Xercise4Less is not afraid of going head to head with other similar providers, either. In Milton Keynes, 50 miles north of London, they’ve recently opened as a neighbor to rival low-cost chain PureGym, even sharing a car park.

“Penetration levels have increased in the past few years, and that’s all due to the budget operators,” says Wright. “We’re growing the market. But it’s business, it’s cyclical, it goes round. I’m sure at some point somebody’s going to do something that’ll snap at our heels.” 

What’s the secret to success? “Give your members the right product at the right price, and they’ll stay,” he points out. 

A Bright Future

When you do that, you get results. Currently the company reports that it’s experiencing a 30% attrition rate, and has generated 80,000 to 100,000 new leads.

“We’re a very fast-paced sales business,” says Perrin. “And we have one of the strongest referral offerings within the industry.” 

He explains that, when a new member recommends five people who join within 30 days of that membership, the referring member receives the first year free.

“I’ve converted them into a sales person,” Perrin adds. “And then those five people see me and we do it all over again. It’s been very successful for us.”

For the moment, there’s potential for huge growth. “We’re so far away from saturation,” Wright says. “We keep opening sites and we keep being successful.”

Plans are to reach 200 sites, adding 15 a year, and to expand into Europe, eventually. “But only when we’re really happy with what we’re doing here … so it won’t be any time soon,” Perrin points out. 

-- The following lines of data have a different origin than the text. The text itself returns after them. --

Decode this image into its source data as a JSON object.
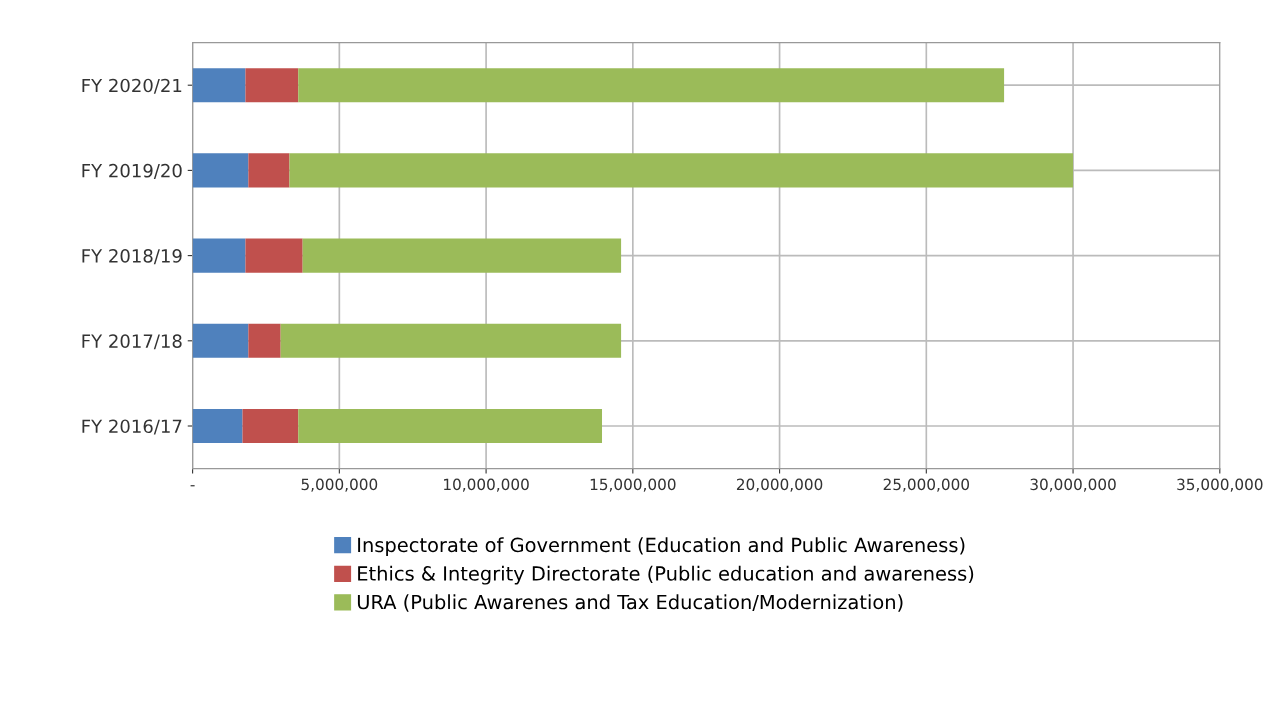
{
  "chart_data": {
    "type": "bar",
    "orientation": "horizontal",
    "stacked": true,
    "categories": [
      "FY 2020/21",
      "FY 2019/20",
      "FY 2018/19",
      "FY 2017/18",
      "FY 2016/17"
    ],
    "series": [
      {
        "name": "Inspectorate of Government (Education and Public Awareness)",
        "color": "#4f81bd",
        "values": [
          1800000,
          1900000,
          1800000,
          1900000,
          1700000
        ]
      },
      {
        "name": "Ethics & Integrity Directorate (Public education and awareness)",
        "color": "#c0504d",
        "values": [
          1800000,
          1400000,
          1950000,
          1100000,
          1900000
        ]
      },
      {
        "name": "URA (Public Awarenes and Tax Education/Modernization)",
        "color": "#9bbb59",
        "values": [
          24050000,
          26700000,
          10850000,
          11600000,
          10350000
        ]
      }
    ],
    "xlim": [
      0,
      35000000
    ],
    "xticks": [
      {
        "value": 0,
        "label": "-"
      },
      {
        "value": 5000000,
        "label": "5,000,000"
      },
      {
        "value": 10000000,
        "label": "10,000,000"
      },
      {
        "value": 15000000,
        "label": "15,000,000"
      },
      {
        "value": 20000000,
        "label": "20,000,000"
      },
      {
        "value": 25000000,
        "label": "25,000,000"
      },
      {
        "value": 30000000,
        "label": "30,000,000"
      },
      {
        "value": 35000000,
        "label": "35,000,000"
      }
    ],
    "grid": true,
    "legend": "bottom"
  }
}
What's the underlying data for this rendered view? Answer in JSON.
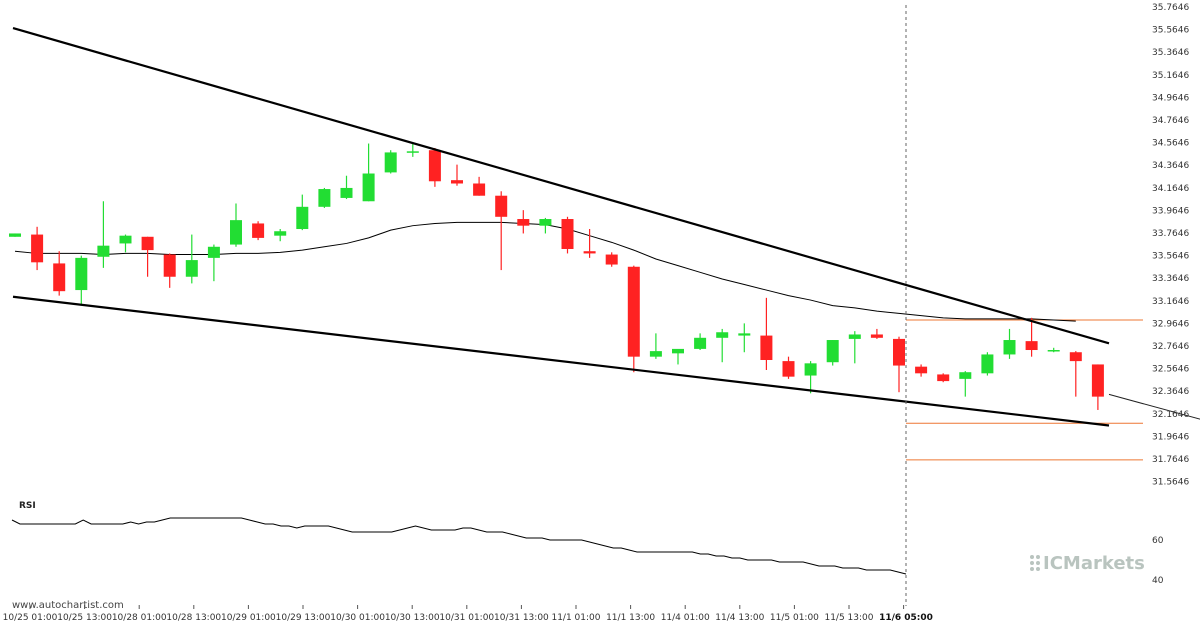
{
  "watermark": "www.autochartist.com",
  "brand": {
    "prefix": "IC",
    "suffix": "Markets",
    "color": "#b9c4bf"
  },
  "colors": {
    "up": "#22dd33",
    "down": "#ff2222",
    "trend": "#000000",
    "level": "#ee7733",
    "ma": "#000000"
  },
  "chart_data": {
    "type": "candlestick",
    "y_ticks": [
      "35.7646",
      "35.5646",
      "35.3646",
      "35.1646",
      "34.9646",
      "34.7646",
      "34.5646",
      "34.3646",
      "34.1646",
      "33.9646",
      "33.7646",
      "33.5646",
      "33.3646",
      "33.1646",
      "32.9646",
      "32.7646",
      "32.5646",
      "32.3646",
      "32.1646",
      "31.9646",
      "31.7646",
      "31.5646"
    ],
    "ylim": [
      31.5,
      35.77
    ],
    "x_labels": [
      "10/25 01:00",
      "10/25 13:00",
      "10/28 01:00",
      "10/28 13:00",
      "10/29 01:00",
      "10/29 13:00",
      "10/30 01:00",
      "10/30 13:00",
      "10/31 01:00",
      "10/31 13:00",
      "11/1 01:00",
      "11/1 13:00",
      "11/4 01:00",
      "11/4 13:00",
      "11/5 01:00",
      "11/5 13:00",
      "11/6 05:00"
    ],
    "candles": [
      {
        "o": 33.7,
        "h": 33.73,
        "l": 33.7,
        "c": 33.73
      },
      {
        "o": 33.72,
        "h": 33.79,
        "l": 33.4,
        "c": 33.47
      },
      {
        "o": 33.46,
        "h": 33.57,
        "l": 33.17,
        "c": 33.21
      },
      {
        "o": 33.22,
        "h": 33.53,
        "l": 33.08,
        "c": 33.51
      },
      {
        "o": 33.52,
        "h": 34.02,
        "l": 33.42,
        "c": 33.62
      },
      {
        "o": 33.64,
        "h": 33.72,
        "l": 33.56,
        "c": 33.71
      },
      {
        "o": 33.7,
        "h": 33.7,
        "l": 33.34,
        "c": 33.58
      },
      {
        "o": 33.54,
        "h": 33.55,
        "l": 33.24,
        "c": 33.34
      },
      {
        "o": 33.34,
        "h": 33.72,
        "l": 33.28,
        "c": 33.49
      },
      {
        "o": 33.51,
        "h": 33.63,
        "l": 33.3,
        "c": 33.61
      },
      {
        "o": 33.63,
        "h": 34.0,
        "l": 33.61,
        "c": 33.85
      },
      {
        "o": 33.82,
        "h": 33.84,
        "l": 33.67,
        "c": 33.69
      },
      {
        "o": 33.71,
        "h": 33.77,
        "l": 33.66,
        "c": 33.75
      },
      {
        "o": 33.77,
        "h": 34.08,
        "l": 33.76,
        "c": 33.97
      },
      {
        "o": 33.97,
        "h": 34.14,
        "l": 33.96,
        "c": 34.13
      },
      {
        "o": 34.05,
        "h": 34.25,
        "l": 34.04,
        "c": 34.14
      },
      {
        "o": 34.02,
        "h": 34.54,
        "l": 34.02,
        "c": 34.27
      },
      {
        "o": 34.28,
        "h": 34.48,
        "l": 34.27,
        "c": 34.46
      },
      {
        "o": 34.46,
        "h": 34.54,
        "l": 34.42,
        "c": 34.47
      },
      {
        "o": 34.48,
        "h": 34.5,
        "l": 34.15,
        "c": 34.2
      },
      {
        "o": 34.21,
        "h": 34.35,
        "l": 34.16,
        "c": 34.18
      },
      {
        "o": 34.18,
        "h": 34.24,
        "l": 34.07,
        "c": 34.07
      },
      {
        "o": 34.07,
        "h": 34.11,
        "l": 33.4,
        "c": 33.88
      },
      {
        "o": 33.86,
        "h": 33.94,
        "l": 33.73,
        "c": 33.8
      },
      {
        "o": 33.8,
        "h": 33.87,
        "l": 33.73,
        "c": 33.86
      },
      {
        "o": 33.86,
        "h": 33.88,
        "l": 33.55,
        "c": 33.59
      },
      {
        "o": 33.57,
        "h": 33.77,
        "l": 33.51,
        "c": 33.55
      },
      {
        "o": 33.54,
        "h": 33.56,
        "l": 33.43,
        "c": 33.45
      },
      {
        "o": 33.43,
        "h": 33.44,
        "l": 32.48,
        "c": 32.62
      },
      {
        "o": 32.62,
        "h": 32.83,
        "l": 32.6,
        "c": 32.67
      },
      {
        "o": 32.65,
        "h": 32.68,
        "l": 32.55,
        "c": 32.69
      },
      {
        "o": 32.69,
        "h": 32.83,
        "l": 32.68,
        "c": 32.79
      },
      {
        "o": 32.79,
        "h": 32.87,
        "l": 32.57,
        "c": 32.84
      },
      {
        "o": 32.81,
        "h": 32.92,
        "l": 32.66,
        "c": 32.83
      },
      {
        "o": 32.81,
        "h": 33.15,
        "l": 32.5,
        "c": 32.59
      },
      {
        "o": 32.58,
        "h": 32.62,
        "l": 32.42,
        "c": 32.44
      },
      {
        "o": 32.45,
        "h": 32.58,
        "l": 32.29,
        "c": 32.56
      },
      {
        "o": 32.57,
        "h": 32.77,
        "l": 32.54,
        "c": 32.77
      },
      {
        "o": 32.78,
        "h": 32.85,
        "l": 32.56,
        "c": 32.82
      },
      {
        "o": 32.82,
        "h": 32.87,
        "l": 32.78,
        "c": 32.79
      },
      {
        "o": 32.78,
        "h": 32.8,
        "l": 32.3,
        "c": 32.54
      },
      {
        "o": 32.53,
        "h": 32.55,
        "l": 32.44,
        "c": 32.47
      },
      {
        "o": 32.46,
        "h": 32.47,
        "l": 32.39,
        "c": 32.4
      },
      {
        "o": 32.42,
        "h": 32.49,
        "l": 32.26,
        "c": 32.48
      },
      {
        "o": 32.47,
        "h": 32.66,
        "l": 32.45,
        "c": 32.64
      },
      {
        "o": 32.64,
        "h": 32.87,
        "l": 32.6,
        "c": 32.77
      },
      {
        "o": 32.76,
        "h": 32.97,
        "l": 32.62,
        "c": 32.68
      },
      {
        "o": 32.68,
        "h": 32.7,
        "l": 32.66,
        "c": 32.68
      },
      {
        "o": 32.66,
        "h": 32.67,
        "l": 32.26,
        "c": 32.58
      },
      {
        "o": 32.55,
        "h": 32.55,
        "l": 32.14,
        "c": 32.26
      }
    ],
    "moving_average": [
      33.57,
      33.55,
      33.55,
      33.55,
      33.54,
      33.55,
      33.55,
      33.54,
      33.54,
      33.54,
      33.55,
      33.55,
      33.56,
      33.58,
      33.61,
      33.64,
      33.69,
      33.76,
      33.8,
      33.82,
      33.83,
      33.83,
      33.83,
      33.82,
      33.81,
      33.77,
      33.71,
      33.65,
      33.58,
      33.5,
      33.44,
      33.38,
      33.32,
      33.27,
      33.22,
      33.17,
      33.13,
      33.08,
      33.06,
      33.03,
      33.01,
      32.99,
      32.97,
      32.96,
      32.96,
      32.96,
      32.96,
      32.95,
      32.94
    ],
    "trendlines": [
      {
        "name": "upper",
        "from": [
          0,
          35.58
        ],
        "to": [
          50,
          32.74
        ]
      },
      {
        "name": "lower",
        "from": [
          0,
          33.16
        ],
        "to": [
          50,
          32.0
        ]
      }
    ],
    "projection": {
      "from": [
        50,
        32.28
      ],
      "to": [
        61,
        31.69
      ]
    },
    "levels": [
      32.95,
      32.02,
      31.69
    ],
    "rsi": {
      "label": "RSI",
      "ticks": [
        "60",
        "40"
      ],
      "ylim": [
        30,
        85
      ],
      "values": [
        70,
        68,
        68,
        68,
        68,
        68,
        68,
        68,
        68,
        70,
        68,
        68,
        68,
        68,
        68,
        69,
        68,
        69,
        69,
        70,
        71,
        71,
        71,
        71,
        71,
        71,
        71,
        71,
        71,
        71,
        70,
        69,
        68,
        68,
        67,
        67,
        66,
        67,
        67,
        67,
        67,
        66,
        65,
        64,
        64,
        64,
        64,
        64,
        64,
        65,
        66,
        67,
        66,
        65,
        65,
        65,
        65,
        66,
        66,
        65,
        64,
        64,
        64,
        63,
        62,
        61,
        61,
        61,
        60,
        60,
        60,
        60,
        60,
        59,
        58,
        57,
        56,
        56,
        55,
        54,
        54,
        54,
        54,
        54,
        54,
        54,
        54,
        53,
        53,
        52,
        52,
        51,
        51,
        50,
        50,
        50,
        50,
        49,
        49,
        49,
        49,
        48,
        47,
        47,
        47,
        46,
        46,
        46,
        45,
        45,
        45,
        45,
        44,
        43
      ]
    }
  }
}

In the meantime, the company will continue to invest in its sites, its members, and its staff—and in its local communities, too. National Health Service (NHS) employees enjoy a special membership rate of about $1.30 a month; the company donates to two national charities; and it offers free classes each weekend to young children.

“These are significant initiatives which signal that a business understands how it can drive meaningful social change, while building deeper connections with key stakeholders such as staff, members and the wider community,” says fitness industry analyst and founder of Gymtopia, Ray Algar. “Of course, it also enhances their corporate reputation, which is vital if a business is taking the long view.”

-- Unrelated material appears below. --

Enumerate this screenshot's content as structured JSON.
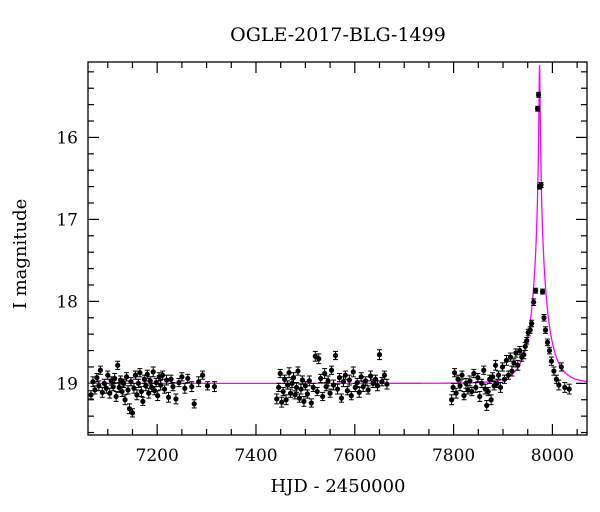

“We see Xercise4Less as one of the most important communities in a town, and as such, we have a responsibility to give something back,” says Wright. “Some of the statistics coming out of primary schools on obesity levels are a disgrace. We’re in a position to do something about it, so we do.”

As a company, Xercise4Less wants to make a positive impact on the lives it touches, he says. “We get a buzz out of that. Whether it’s members or employees, we want people to come to work and feel like they’re having fun. And we want the members to feel that they’re changing their own lives.”

These are the types of things that “the people’s gym” would—and should—do.